Monday, April 07, 2008

Lessons Learned As the Student Podcasts Arrive

A creative, tech-savvy music teacher at my school gave her students the assignment to create a podcast about gamelan music, since that is what they have been studying. She sent a letter home to the families explaining the project and the due date.

To her delight, a few days later, the first podcast came in and it was far better than she had expected. We figured out how to easily attach it to her web site and waited for the rest to arrive.

Now that they are pouring in, we are needing to overcome some technical difficulties. Here are a few things we discovered.

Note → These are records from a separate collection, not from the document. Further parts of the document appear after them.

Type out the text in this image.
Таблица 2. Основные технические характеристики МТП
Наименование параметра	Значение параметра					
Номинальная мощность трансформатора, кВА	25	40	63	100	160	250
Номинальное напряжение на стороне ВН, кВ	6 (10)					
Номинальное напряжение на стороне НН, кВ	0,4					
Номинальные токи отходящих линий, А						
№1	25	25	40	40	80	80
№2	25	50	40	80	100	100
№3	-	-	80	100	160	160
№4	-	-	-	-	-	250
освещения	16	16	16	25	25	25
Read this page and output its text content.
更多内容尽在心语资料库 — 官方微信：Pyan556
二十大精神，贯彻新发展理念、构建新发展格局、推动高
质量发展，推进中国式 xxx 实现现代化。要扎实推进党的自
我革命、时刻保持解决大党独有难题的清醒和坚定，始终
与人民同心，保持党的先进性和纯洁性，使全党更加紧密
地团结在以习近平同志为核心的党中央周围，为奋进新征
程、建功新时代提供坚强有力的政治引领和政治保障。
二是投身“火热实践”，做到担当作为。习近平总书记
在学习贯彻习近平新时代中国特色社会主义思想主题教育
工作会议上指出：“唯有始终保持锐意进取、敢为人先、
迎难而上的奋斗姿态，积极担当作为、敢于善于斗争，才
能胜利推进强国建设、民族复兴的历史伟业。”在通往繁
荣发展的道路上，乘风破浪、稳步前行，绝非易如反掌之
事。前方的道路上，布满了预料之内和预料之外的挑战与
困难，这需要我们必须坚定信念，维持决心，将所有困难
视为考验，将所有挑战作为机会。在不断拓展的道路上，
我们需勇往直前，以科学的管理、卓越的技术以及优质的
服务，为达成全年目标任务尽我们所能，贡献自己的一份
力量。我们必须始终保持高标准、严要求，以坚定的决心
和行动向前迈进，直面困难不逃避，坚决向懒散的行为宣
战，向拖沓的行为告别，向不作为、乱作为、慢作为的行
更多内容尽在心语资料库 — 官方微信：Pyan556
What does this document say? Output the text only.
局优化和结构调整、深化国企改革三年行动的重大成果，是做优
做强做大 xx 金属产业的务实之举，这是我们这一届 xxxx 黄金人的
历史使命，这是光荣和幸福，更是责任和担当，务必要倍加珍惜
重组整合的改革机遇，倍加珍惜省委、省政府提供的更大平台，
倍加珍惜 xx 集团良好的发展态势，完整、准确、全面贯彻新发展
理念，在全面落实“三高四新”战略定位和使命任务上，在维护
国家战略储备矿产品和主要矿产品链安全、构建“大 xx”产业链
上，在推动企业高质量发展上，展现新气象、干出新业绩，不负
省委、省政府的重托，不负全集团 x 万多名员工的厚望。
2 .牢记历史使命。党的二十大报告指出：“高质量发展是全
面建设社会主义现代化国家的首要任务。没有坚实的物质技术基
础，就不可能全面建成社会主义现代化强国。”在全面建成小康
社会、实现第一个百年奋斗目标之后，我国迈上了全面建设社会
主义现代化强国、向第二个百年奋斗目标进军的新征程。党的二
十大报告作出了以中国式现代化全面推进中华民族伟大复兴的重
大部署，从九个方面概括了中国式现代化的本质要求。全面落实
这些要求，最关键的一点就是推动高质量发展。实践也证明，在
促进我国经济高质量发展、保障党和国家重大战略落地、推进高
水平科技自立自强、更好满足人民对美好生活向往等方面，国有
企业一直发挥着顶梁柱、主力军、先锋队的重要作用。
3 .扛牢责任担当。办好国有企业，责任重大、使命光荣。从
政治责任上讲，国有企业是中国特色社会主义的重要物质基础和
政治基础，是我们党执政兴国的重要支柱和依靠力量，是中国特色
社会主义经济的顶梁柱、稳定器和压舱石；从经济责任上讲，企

  • iTunes, or at least our flavor of it, wasn't liking the disks that came in in audio CD format. I assume they had been burned on a program such as Nero. Fortunately, we discovered that Real Player not only plays them, but by tweaking a preference, it will save them as mp3 files. This nicely compressed format was easy to upload to the website.
  • Audacity is a great tool for podcasting, but its files aren't portable. Saving Audacity projects generates both a .aup file and a separate data file. We have a student who keeps bringing in the .aup file. Since he doesn't have the LAME encoder plugin for Audacity at home, we are trying to get him to use Audacity's export command to turn it into a .WAV file. From what we read online, that should make the file portable.
  • Internet Explorer 7 doesn't have a very good upload engine; files move better with Firefox.
  • mp4 files play with in Real Player. For some reason, the podcast that arrived in this format plays fine on the teacher's computer, but when we attach it to the web page, the link isn't playable in the browser and when you try to right-click it to download it, you get a page not found error. We are trying to use www.zamzar.com to convert it to mp3.
No word yet from the teacher as to whether or not Zamzar did the trick. It is a handy website that lets you upload a media file or enter a URL (think YouTube video), select a format you want, and then enter your email address. The site converts the file to the selected format and then sends you a download link.

This is one of many ways you can download YouTube videos. I haven't tried it in it's latest version. Our system engineers tell me it works well, but slowly. It took 3 hours to capture a 4o MB YouTube video, but it worked.

Anyone else assigning podcasts as homework for elementary students? How did it go? How did most students record them? What format were they saved in?

I'll post the URL when the teacher is ready for visitors.